The NY Times’ Joe Nocera, asks, “Shouldn’t We Rescue Housing?

Yes, there were lots of Americans who were not greedy or foolish during the housing bubble, and many resent the idea that their neighbors might get a bailout they don’t deserve. They need to get over themselves. If housing prices keep falling, many millions of additional homeowners will find themselves, through no fault of their own, with underwater mortgages. Besides, foreclosures damage property values for everyone, not just those losing their homes.

Through no fault of their own? Let’s unpack this.

If you borrowed to buy a house in one of the rapidly inflating markets during the past few years, you were playing the bubble game, too.

If you borrowed against the value of the house for a second mortgage for any reason at all, you were playing the bubble game.

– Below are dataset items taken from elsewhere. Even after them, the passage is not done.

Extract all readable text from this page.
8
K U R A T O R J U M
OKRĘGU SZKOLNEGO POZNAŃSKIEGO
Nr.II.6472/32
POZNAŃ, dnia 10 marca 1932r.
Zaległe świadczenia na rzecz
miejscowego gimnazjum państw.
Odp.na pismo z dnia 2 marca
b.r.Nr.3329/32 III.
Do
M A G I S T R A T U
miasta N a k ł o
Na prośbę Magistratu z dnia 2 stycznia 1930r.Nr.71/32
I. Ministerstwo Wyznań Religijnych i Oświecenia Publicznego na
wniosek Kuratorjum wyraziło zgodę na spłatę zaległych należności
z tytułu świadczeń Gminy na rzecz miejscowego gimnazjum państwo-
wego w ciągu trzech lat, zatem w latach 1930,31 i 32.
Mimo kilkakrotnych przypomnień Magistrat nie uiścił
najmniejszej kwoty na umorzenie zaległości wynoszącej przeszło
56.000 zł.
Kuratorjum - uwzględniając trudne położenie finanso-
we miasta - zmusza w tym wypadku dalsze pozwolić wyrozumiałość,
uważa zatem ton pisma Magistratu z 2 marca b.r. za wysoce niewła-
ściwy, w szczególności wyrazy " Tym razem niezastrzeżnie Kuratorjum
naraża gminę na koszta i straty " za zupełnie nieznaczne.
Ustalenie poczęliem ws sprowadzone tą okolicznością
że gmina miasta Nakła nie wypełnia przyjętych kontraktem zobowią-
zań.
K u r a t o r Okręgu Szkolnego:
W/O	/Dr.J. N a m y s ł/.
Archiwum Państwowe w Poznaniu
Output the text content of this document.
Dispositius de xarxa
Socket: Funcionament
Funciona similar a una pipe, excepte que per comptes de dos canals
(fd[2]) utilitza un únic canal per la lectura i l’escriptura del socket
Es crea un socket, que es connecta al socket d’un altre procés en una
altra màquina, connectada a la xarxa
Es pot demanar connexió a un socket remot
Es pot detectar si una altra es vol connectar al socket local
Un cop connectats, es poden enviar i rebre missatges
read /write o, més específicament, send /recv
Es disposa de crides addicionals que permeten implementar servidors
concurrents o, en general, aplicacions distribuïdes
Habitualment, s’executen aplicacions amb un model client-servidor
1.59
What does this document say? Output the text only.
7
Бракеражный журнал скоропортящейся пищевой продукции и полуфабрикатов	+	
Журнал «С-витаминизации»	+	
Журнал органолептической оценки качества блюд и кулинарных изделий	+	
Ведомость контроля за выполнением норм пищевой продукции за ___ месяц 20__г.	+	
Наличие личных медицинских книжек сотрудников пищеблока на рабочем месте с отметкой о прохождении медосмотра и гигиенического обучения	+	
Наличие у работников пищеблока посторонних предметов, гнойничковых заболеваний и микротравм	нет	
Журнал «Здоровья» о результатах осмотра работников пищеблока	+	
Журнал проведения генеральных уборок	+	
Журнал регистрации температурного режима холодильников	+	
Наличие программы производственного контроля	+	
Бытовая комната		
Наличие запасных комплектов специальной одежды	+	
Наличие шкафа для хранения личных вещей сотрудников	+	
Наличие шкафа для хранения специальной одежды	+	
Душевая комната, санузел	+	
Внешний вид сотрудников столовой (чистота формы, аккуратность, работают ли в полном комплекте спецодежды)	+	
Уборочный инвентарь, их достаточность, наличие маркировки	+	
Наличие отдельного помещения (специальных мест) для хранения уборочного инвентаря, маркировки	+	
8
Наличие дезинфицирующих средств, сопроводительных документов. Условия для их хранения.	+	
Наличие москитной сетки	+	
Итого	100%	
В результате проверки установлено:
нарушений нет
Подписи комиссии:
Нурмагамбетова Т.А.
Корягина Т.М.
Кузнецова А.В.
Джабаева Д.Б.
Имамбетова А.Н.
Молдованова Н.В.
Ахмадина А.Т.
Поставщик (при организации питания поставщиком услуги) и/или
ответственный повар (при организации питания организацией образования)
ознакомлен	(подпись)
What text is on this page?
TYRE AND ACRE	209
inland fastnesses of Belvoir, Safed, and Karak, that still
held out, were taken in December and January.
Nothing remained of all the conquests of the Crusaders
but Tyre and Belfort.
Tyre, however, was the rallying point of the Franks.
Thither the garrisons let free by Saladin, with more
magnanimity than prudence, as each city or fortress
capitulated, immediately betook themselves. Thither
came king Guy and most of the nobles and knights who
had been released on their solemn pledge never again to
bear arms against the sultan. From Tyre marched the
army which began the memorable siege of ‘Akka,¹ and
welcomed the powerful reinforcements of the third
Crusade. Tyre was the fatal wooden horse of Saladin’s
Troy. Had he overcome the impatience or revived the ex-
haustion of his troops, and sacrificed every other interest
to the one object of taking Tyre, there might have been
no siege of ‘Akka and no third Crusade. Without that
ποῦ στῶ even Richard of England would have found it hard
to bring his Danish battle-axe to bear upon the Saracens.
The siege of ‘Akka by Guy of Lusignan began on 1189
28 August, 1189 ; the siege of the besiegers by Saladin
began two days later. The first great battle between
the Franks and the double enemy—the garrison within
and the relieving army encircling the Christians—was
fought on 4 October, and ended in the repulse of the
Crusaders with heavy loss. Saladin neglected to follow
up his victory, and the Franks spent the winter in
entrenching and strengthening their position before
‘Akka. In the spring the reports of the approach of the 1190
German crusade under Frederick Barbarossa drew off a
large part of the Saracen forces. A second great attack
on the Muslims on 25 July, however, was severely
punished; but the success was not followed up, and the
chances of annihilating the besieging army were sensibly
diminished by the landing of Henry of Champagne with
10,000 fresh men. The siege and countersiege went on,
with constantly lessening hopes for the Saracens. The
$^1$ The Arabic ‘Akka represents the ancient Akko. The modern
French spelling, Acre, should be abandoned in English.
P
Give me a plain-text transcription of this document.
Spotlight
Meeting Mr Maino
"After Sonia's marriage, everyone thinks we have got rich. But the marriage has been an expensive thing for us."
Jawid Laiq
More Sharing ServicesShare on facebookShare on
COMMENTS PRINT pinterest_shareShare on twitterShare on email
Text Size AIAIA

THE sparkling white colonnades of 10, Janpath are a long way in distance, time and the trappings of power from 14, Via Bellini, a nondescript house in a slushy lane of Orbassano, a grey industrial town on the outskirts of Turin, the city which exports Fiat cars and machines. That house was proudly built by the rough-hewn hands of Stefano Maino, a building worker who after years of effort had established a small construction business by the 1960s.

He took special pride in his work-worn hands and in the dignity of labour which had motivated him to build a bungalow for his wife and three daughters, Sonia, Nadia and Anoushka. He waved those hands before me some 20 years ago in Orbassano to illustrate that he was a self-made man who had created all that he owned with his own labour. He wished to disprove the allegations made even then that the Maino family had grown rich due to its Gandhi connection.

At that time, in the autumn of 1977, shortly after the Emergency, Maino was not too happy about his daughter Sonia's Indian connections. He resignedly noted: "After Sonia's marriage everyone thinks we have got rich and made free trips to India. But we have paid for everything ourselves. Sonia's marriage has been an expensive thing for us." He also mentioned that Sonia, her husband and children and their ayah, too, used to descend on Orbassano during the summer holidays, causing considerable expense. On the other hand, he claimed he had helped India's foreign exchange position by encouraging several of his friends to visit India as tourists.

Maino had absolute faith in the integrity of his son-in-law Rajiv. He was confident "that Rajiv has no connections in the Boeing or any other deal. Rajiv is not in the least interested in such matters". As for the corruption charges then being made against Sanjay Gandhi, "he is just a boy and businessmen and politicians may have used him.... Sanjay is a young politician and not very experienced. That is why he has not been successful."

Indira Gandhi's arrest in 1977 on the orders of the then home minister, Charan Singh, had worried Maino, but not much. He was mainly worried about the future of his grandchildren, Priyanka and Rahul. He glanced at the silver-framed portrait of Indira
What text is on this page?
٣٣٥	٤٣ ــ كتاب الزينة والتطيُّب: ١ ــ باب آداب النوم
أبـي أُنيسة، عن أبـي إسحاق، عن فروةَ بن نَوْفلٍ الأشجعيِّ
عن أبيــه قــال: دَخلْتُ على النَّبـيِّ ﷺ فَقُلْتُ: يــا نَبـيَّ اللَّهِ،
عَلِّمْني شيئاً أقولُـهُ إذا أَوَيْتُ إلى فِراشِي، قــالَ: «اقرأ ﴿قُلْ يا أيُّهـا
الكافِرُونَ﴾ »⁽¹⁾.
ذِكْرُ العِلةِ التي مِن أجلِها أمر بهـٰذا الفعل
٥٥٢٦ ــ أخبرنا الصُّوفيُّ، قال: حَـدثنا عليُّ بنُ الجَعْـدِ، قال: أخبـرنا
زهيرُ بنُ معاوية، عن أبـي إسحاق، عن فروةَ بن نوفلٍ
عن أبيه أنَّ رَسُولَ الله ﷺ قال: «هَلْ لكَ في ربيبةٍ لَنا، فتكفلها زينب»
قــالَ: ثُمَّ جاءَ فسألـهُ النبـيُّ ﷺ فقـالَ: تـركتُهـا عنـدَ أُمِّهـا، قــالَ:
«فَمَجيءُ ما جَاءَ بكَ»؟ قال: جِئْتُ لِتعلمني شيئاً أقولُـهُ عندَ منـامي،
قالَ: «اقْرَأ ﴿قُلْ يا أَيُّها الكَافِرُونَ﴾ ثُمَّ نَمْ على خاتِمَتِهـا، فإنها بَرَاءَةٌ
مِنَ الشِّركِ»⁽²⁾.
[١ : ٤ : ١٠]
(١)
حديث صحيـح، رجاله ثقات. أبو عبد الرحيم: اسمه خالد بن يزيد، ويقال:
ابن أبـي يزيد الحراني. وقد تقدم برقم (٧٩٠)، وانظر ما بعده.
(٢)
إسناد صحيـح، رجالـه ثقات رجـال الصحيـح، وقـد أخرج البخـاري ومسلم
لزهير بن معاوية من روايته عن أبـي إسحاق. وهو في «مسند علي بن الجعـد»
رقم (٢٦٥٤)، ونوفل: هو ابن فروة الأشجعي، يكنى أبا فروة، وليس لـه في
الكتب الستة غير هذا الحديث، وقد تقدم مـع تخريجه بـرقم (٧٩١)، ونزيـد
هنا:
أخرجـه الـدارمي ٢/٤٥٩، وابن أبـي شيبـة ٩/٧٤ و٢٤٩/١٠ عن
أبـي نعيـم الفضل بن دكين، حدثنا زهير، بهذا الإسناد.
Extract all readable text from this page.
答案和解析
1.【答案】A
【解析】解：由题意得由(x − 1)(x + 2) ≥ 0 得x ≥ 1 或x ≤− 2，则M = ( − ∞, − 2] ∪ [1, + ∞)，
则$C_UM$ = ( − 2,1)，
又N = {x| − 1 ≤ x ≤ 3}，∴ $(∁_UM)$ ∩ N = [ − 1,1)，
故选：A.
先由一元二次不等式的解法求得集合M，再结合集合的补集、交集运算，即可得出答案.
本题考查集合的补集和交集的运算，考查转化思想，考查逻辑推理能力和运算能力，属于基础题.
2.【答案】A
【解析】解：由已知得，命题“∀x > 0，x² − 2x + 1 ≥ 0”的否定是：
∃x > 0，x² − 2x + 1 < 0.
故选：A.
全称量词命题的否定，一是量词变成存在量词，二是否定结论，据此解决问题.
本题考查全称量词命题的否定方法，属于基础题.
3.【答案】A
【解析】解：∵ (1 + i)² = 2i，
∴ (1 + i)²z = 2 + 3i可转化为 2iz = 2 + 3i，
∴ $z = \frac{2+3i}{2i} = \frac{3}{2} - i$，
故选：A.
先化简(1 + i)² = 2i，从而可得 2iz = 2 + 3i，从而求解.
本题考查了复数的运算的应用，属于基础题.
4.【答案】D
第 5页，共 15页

If you are a long-term owner and were counting on the appreciation to finance your retirement or your bail-out to a place where homes were more affordable, you were playing the bubble.

His plan, which many others have floated in recent days, is designed to put our kids on the hook for the prolificacy of people who were encouraged to be spendthrifts. But it’s a direct slap in the face to a huge group of other people.

If you are a renter who didn’t jump into the market because you understood that to do so would be reckless, you are, in Nocera’s world, a dupe. You’ve been overpaying for your rent due to inflated home values, and while you waited for sanity to return so you might be able to afford to borrow to buy a home, you now learn that you’re still out of luck.

This plan would freeze in place a system that encouraged greed, and penalize those of us who waited for markets to become more sane. It turns out that being responsible in this insane nation is to be naive. That message will penetrate throughout the culture as the scope of all these bailouts — which exempt people who did the right thing — becomes clear.

3 thoughts on “Journalist's Housing Rescue Idea: Reward Recklessness

  1. Yep, couldn’t have said it better myself. As someone who ‘moderately’
    played the bubble (we took out a modest second mortgage) we did not
    1 – borrow to buy speculative properties (2nd homes, investment properties)
    2 – Borrow heavily to finance luxurious trips
    3 – play the ARM game to free up additional monthly funds to purchase big
    screen TV’s, fancy vacations, new cars, etc

    We live in the bay area and have many friends who did all this and more, and
    the thought of them reverting their ARM mortgages to fixed rate, or some
    other financial reward stings. We feel like we were fairly responsible
    during the madness of the last few years, and while we saw our neighbors
    being reckless, we remained sane. If they are now rewarded, something is
    seriously wrong with the whole concept of capitalism (or socialism, which is
    really where we are today).
    Don’t get me wrong, I fully understand the implication of *not* helping
    those who made bad decisions, but something must be done to penalize the bad
    behavior. Some suggestions:
    1 – Let them convert ARM to fixed rate, but with a ‘surcharge’ (or penalty)
    of b/w 0.5%-1.0% This penalty could be factored into their IRS bill,
    effectively allowed them to pay back the US Gov’t the rescue funds ‘benefit’
    that they received over the course of the next 15-30 years.
    2 – Place those who are ‘rescued’ into a special income tax bracket that
    adds an additional % to their yearly income tax. Same idea as #1, but it
    wouldn’t be tied to a specific property.
    3 – place a special US Gov’t lien on the rescued properties so when they are
    sold at some point in the future, the tax payers can recover their
    4 – We need to be careful not to rescue folks who don’t actually need to be
    rescued. Let’s not make the same mistake that California did when prop 13
    was rolled out. There should be some sort of ‘liltmus’ test as to who is
    eligible to receive funds. Do you own more than 2 homes? Do you own a
    business? Do you have an AGI of >$500,000? We need to make sure that steps
    are taken to help those who are truly in need, and not just throw money at
    the wealthy who can afford to bail themselves out.

    my .02

  2. It’s also a slap in the face to people like my wife and I, who stayed in our existing house and refi’ed to shorten our loan payoff (15 years) and lock in a new low fixed rate. We also used our home equity line to renovate our existing house – increasing it’s value, and GREATLY increasing it’s energy efficiency (new double-glazed windows throughout, new hi-efficiency furnace, etc).

  3. Thanks for the post Dan. It’s good to know there are journalists out there who understand (and have understood, for a long while, based on your Mercury News column) what this bubble has done, and what needs to be done about it. Propping up house prices artificially is not the way to go.

    We were willing to let the market do its thing on the way up. Now that it’s correcting and the fever is breaking, are we supposed to put hot towels on its forehead? I think not. Let the adjustment happen with the (regrettable) economic pain and we can move forward soon thereafter, in better shape than would come from a long, agonizing correction resulting from attempts to delay and deny the core problem.